Ben Weyts, agricultural minister of the Belgian region Flanders, said that the EU minimum weight requirements for foie gras encourage force feeding. “It is almost impossible to reach the unrealistic standard of the European Union without force-feeding,” he said. “If we lower the bar, it will become possible to get the label of foie gras without so much animal suffering, and foie gras could become foie fair.”

Fair enough.

The rest of the story

Against this backdrop of trying to impose new restrictions on animal agriculture, a parallel development is emerging in France.

Here’s that story:

Let’s say you find yourself strolling the streets of Paris this spring, and you suddenly develop a hunger for some steak or sausage. It won’t matter if it’s late at night, the local bistros are closed and the neighborhood boucheries have shut their doors. Now you can pick up a serving of steak or maybe some beef carpaccio right out of a vending machine.

According to reporting in, special vending machines installed outside local butcher shops and stores can now dispense refrigerated meat products at what were described as “market prices.”

For example: An eight-ounce sirloin steak sells for the equivalent of $9.50; a small rack of pork ribs goes for about $6.00.

According to the story, there are now four of these vending machines — which cost more than $11,000 apiece — installed across France. The products are specially vacuum-packed by butcher shops such as Paris’s L’Ami Txulette (“Your Friend Txulette”).

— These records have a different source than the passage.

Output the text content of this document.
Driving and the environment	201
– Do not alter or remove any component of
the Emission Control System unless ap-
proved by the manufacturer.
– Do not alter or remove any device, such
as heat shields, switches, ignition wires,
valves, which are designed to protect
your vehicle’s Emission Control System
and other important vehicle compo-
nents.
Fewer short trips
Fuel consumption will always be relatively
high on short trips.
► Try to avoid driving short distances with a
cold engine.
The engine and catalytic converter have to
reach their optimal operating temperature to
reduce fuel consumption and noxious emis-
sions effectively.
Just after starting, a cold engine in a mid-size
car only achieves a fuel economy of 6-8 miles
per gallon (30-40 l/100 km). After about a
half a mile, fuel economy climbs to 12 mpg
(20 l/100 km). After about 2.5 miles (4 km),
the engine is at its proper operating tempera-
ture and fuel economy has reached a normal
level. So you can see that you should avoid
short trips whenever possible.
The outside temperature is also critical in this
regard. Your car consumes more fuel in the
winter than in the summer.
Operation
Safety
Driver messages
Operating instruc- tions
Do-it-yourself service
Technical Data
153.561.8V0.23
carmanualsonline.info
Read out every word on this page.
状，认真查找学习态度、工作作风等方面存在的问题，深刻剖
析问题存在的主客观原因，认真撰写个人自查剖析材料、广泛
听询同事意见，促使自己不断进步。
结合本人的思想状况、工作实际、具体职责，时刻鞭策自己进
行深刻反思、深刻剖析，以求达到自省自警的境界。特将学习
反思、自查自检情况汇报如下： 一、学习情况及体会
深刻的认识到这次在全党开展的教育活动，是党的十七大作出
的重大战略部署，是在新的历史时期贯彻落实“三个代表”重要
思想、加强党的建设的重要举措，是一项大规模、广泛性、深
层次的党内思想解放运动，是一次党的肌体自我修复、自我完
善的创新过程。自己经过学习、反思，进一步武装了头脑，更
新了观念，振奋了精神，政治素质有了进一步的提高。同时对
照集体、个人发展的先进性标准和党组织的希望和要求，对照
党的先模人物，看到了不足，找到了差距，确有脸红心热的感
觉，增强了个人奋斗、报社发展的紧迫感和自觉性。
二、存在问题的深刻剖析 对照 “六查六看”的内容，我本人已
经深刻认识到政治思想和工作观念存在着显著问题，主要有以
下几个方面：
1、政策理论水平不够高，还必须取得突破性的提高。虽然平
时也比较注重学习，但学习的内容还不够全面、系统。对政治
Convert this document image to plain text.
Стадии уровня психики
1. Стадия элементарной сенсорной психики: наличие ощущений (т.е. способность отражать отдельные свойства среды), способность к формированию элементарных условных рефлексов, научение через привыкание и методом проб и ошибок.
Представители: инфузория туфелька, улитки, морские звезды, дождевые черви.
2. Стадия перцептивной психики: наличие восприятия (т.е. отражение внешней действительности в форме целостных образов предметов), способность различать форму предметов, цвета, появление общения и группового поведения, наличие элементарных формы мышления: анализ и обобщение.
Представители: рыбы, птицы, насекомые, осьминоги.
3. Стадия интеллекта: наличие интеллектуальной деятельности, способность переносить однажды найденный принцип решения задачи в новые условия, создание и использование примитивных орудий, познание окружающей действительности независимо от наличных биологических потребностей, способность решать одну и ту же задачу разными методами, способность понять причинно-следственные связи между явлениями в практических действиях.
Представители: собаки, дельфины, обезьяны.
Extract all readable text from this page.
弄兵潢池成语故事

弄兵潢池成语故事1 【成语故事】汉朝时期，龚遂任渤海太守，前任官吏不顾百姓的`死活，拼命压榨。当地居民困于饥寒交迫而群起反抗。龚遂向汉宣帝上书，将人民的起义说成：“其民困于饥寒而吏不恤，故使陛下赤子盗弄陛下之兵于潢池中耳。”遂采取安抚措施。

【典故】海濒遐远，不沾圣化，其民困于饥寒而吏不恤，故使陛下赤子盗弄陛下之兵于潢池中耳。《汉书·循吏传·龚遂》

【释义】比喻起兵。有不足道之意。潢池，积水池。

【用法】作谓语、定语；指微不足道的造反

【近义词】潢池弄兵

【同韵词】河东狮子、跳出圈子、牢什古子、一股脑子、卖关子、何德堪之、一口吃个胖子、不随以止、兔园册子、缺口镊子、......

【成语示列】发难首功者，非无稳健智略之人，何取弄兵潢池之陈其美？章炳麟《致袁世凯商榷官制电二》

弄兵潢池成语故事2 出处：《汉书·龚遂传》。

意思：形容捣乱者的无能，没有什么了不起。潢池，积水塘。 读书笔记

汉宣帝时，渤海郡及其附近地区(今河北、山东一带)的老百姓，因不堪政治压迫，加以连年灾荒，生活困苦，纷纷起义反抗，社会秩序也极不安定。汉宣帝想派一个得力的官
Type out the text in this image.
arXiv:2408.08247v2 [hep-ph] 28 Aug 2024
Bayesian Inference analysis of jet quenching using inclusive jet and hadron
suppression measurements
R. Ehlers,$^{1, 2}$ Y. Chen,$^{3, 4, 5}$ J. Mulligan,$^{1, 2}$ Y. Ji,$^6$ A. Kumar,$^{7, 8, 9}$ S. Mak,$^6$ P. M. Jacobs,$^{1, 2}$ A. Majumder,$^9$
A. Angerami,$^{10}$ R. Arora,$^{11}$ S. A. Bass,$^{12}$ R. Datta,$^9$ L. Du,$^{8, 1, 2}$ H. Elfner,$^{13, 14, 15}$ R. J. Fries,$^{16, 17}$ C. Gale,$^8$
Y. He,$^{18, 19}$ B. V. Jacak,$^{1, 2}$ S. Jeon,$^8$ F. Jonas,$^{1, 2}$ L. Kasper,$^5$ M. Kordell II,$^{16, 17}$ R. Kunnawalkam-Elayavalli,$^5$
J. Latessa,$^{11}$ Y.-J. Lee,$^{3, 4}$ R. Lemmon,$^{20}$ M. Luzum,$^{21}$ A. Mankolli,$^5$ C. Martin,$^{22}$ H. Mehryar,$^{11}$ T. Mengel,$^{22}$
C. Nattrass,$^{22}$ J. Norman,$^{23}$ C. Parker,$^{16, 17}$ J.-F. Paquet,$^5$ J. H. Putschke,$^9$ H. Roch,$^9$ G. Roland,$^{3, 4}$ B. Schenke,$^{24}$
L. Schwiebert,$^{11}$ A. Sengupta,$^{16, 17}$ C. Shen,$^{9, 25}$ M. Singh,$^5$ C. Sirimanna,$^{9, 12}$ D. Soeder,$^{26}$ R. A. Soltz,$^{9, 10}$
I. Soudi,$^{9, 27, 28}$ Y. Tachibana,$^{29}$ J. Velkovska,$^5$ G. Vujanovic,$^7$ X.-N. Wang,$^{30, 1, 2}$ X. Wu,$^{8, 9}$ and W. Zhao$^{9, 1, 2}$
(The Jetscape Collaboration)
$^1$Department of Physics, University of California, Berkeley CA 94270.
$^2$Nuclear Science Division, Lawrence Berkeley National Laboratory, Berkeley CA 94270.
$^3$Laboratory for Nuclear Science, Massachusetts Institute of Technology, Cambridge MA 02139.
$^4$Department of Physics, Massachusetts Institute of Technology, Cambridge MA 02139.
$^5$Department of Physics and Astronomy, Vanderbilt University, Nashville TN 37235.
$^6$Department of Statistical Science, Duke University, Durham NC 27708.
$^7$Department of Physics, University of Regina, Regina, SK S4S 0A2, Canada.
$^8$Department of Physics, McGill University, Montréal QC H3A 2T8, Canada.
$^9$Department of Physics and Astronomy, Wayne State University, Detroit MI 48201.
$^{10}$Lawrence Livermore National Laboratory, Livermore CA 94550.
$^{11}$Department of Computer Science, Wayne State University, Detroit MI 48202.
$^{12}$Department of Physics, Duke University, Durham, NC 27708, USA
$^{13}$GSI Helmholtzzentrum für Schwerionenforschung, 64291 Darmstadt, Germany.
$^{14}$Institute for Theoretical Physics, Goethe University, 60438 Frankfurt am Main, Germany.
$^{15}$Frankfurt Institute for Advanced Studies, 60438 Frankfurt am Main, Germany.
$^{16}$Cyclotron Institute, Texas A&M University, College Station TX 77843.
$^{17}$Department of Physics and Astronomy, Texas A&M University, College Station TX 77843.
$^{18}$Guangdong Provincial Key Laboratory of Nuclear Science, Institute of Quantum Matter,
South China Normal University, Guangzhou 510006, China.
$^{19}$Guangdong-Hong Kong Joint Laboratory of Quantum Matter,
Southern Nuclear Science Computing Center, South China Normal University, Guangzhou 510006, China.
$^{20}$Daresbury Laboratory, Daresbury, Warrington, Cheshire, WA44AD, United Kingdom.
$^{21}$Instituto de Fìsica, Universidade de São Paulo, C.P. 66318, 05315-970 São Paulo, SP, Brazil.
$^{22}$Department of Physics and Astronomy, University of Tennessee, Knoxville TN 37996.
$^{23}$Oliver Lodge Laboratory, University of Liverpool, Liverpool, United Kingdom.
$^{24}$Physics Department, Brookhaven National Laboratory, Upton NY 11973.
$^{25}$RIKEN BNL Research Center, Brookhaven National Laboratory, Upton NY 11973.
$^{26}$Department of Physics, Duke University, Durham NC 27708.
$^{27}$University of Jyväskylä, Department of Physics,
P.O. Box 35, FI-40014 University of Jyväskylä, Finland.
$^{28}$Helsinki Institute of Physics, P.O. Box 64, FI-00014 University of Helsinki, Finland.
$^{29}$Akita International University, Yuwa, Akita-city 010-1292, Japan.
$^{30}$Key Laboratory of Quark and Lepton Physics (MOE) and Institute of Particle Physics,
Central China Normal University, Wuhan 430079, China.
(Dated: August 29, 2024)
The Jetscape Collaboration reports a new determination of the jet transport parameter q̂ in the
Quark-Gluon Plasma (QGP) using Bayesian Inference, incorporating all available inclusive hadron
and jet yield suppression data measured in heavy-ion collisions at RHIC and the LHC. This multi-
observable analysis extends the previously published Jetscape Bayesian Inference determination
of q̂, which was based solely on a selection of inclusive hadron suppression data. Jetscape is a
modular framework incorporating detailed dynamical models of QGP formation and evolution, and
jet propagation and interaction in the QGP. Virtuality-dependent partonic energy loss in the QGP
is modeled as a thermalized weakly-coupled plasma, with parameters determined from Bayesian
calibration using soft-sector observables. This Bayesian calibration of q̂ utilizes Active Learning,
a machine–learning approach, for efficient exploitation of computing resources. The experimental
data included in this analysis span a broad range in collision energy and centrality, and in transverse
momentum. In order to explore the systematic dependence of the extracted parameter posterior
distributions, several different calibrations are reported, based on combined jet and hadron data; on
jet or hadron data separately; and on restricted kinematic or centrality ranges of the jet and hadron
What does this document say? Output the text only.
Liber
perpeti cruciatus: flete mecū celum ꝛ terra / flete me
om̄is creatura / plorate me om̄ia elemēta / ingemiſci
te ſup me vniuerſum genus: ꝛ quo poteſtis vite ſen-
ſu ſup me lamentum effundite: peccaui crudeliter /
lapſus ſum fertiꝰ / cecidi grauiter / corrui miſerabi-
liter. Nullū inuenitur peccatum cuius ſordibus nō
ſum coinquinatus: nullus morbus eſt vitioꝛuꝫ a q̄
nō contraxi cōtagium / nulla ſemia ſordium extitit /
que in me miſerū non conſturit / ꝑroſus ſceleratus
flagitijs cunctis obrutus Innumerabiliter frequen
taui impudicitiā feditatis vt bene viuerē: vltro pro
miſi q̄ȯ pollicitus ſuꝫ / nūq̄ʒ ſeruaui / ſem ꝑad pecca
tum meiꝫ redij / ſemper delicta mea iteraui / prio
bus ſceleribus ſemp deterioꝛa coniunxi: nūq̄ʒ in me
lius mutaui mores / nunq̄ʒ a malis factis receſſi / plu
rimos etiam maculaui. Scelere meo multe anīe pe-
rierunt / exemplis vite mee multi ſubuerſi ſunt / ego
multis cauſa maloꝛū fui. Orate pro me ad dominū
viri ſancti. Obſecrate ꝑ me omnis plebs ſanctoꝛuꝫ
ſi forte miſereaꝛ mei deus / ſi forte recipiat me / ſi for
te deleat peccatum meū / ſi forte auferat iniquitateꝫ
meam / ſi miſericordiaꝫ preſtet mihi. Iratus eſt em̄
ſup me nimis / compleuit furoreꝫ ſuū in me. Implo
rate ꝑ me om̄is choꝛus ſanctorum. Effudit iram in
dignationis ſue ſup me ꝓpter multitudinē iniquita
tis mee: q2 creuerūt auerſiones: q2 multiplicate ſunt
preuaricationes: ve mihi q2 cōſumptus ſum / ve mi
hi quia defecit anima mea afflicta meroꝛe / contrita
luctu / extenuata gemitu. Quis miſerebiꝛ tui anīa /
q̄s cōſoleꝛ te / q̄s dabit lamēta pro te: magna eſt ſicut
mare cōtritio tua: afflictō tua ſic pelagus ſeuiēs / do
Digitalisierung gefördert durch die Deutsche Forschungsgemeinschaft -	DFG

Which is situated the city’s 11th arrondissement, should you wish to personally check it out.

Despite the agitation Euro activists are trying to foment, Minister Ben Weyts and his colleagues noted that in many countries stricter animal welfare and agricultural profitability sector are seen as incompatible. He made an argument that a “Made in Europe” label would encourage consumers to pay the premium likely to become necessary if tough new rules on animal handling are put in place.

He argued that a label proclaiming “maximum respect for animal welfare” would give European farmers a competitive edge.

However, when asked if Europeans consumers would be willing to pay more for food produced in a way that was animal-friendly, a recent survey reported by revealed a split between the more affluent poorer EU member states and their less affluent neighbors.

In Slovakia, Hungary, Romania, Lithuania, Poland, Bulgaria and Portugal a majority of consumers said they would be unwilling to pay more for their meat. And we know how soft the data are when people say they’ll pay more, rather than tracking their actual spending habits.

What they weren’t asked was whether they’d pay a bit more if they could purchase their favorite products from a vending machine at 2 am in the morning.

I’m guessing that would be a vote people could make with their wallets.